Anyway, I’m still waiting on my fisrt XHP70 triple (MT03), but in general I actually like floody lights and wouldn’t like much throwier lights than the L6. It all depends on what you want to do. Bringing a floody light to a cave can be very nice
Well, it’s a lumens world. But can’t you change the emitters to xhp50 for a bit less lumens, but more lux; wouldn’t that give you a more balanced beam?
The design of the klarus is really nice however, I’m having a little difficulty imagining that light with much bigger reflectors. The soup can style lights i don’t see as wasted space, I do however see them as wasted heatsinking. The reflector can be designed in conjunction with the shape of LED stars to help transfer heat away from the LED in an upwards direction. I think someone here did something along these lines when modifying a BTU thrower.
Dedomed emitters or using the XP-L HI emitters in the triple emitter lights will give you more throw while still giving a lot of flood at the same time , if you wanted to go that route.
I have a Trustfire triple emitter (TR-3T6) that has dedomed XM-L2’s in it , with the factory driver still in place and there is a huge difference in the throw from that light compared to the “dome on” emitters , although it still has a really good flood to it. It also warmed the tint enough to make the colors outside appear much more natural than the “dome on” cool white emitters.
Here is the before and after of the Trustfire Triple , dome on compared to the dedomed emitters.
Also the Trustfire with dedomed emitters compared to the L6 (neutral) and the Thorfire S70 (cool) at 140 160 yards to the front of the barn.

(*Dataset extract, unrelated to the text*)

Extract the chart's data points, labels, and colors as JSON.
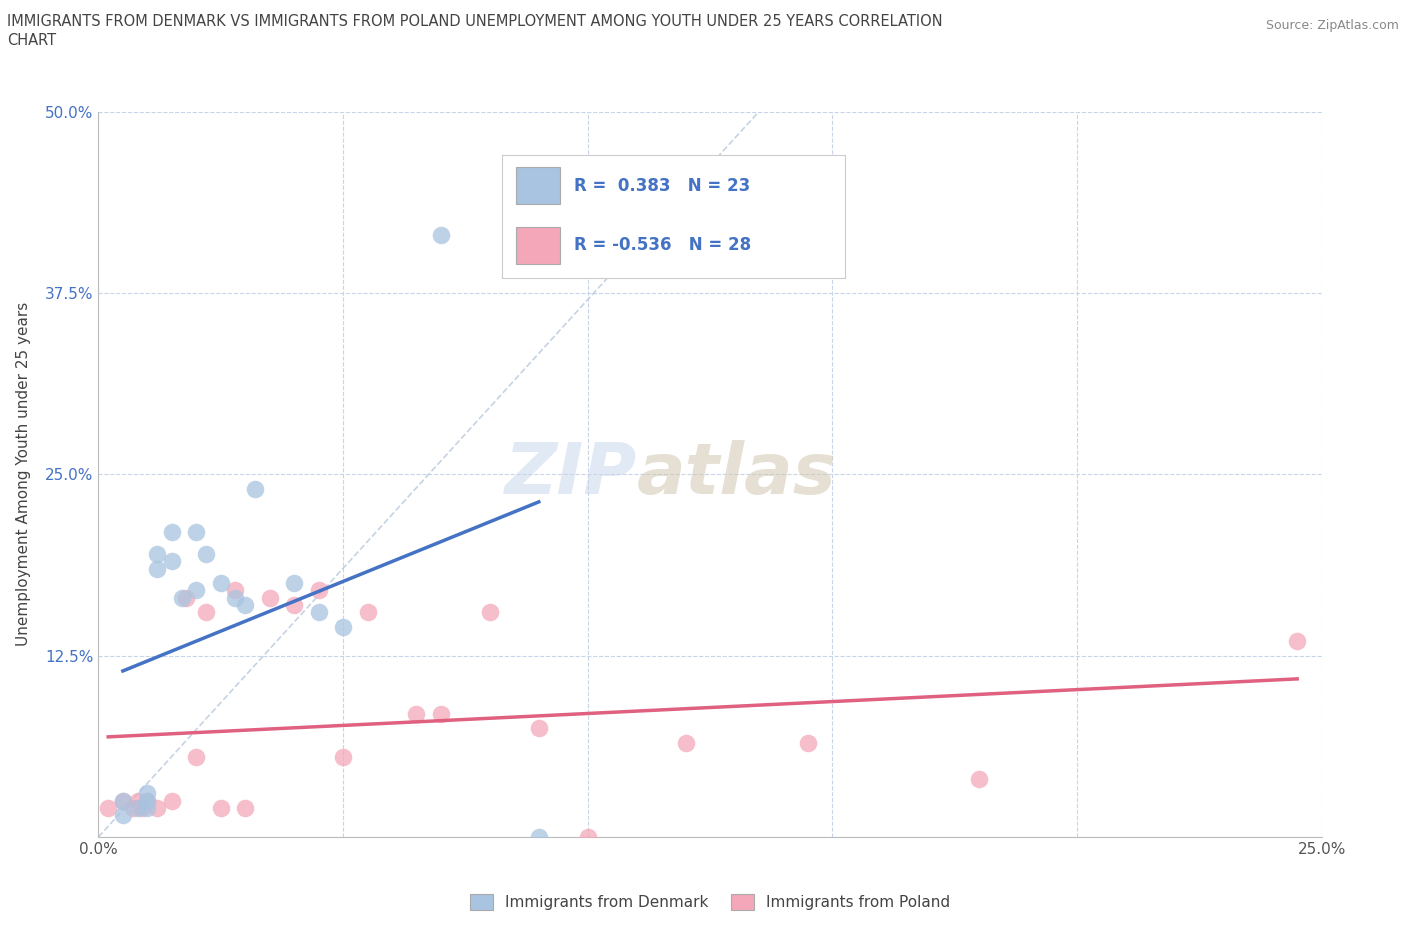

I think having a quad XPL HD V6 light with a deep reflector and 4.5A per emitter would easily outthrow a triple XHP70, while having more than half the lumens
Just looking at ways to improve multi XHP lights. Triples get fat real quick, and soda can designs just don’t have the reflector to do it properly. I like doubles and have a few in XM-L’s. Nice thing about a double is it increases width but not thickness still leaving it almost a pocket light. Because of the reflector needs so far all my XHP’s are singles. Don’t get me wrong I’m a flood type but after the surrounding area is lit then lets push throw. The Olight X7 Marauder almost throws like a mule. So much light in the flood area but loss to throw. The single LED Convoy L6 put enough light in the flood for proper vision and then threw a bit more. Breaking it down even more I’ve got 2-26650’s running 1 XHP so I’ve got throw, flood and runtime. 4-18650’s running 3-XHP’s I’ve got no throw, washed out flood and no practical run time. This year Olight is coming out with the 4-XHP70 using 4-18650’s that’s not much bigger than it’s triple X7 Marauder. The numbers will say it’s got more throw with higher candela. It won’t, it’ll glare out the beam reducing the pupil size. It might light up the distance we just won’t be able to see what it lights.
I’m just thinking out loud there has got to be something better than what’s being used now to get the most out of the XHP’s. What was done with XP-G’s, XM-L’s and XP-L’s might not be practical to scale up for XHP’s. XHP-50 and 70 need better reflectors. XHP-35,50 and 70’s need more voltage and total wattage. I’m thinking as a designer, as a builder I’m pretty much worthless.
Lumens, throw, and range to target are all tied together. Even a few hundred lumens can wash out and anything illuminated in the foreground tends to ruin our ability to see throw. Try tying a rangefinder into driver output and calibrate it so that it puts the same lux on the target regardless of distance. Once a light has been optimized for either throw or flood it seems a floating calibration is needed in realtime to keep it illuminating consistently.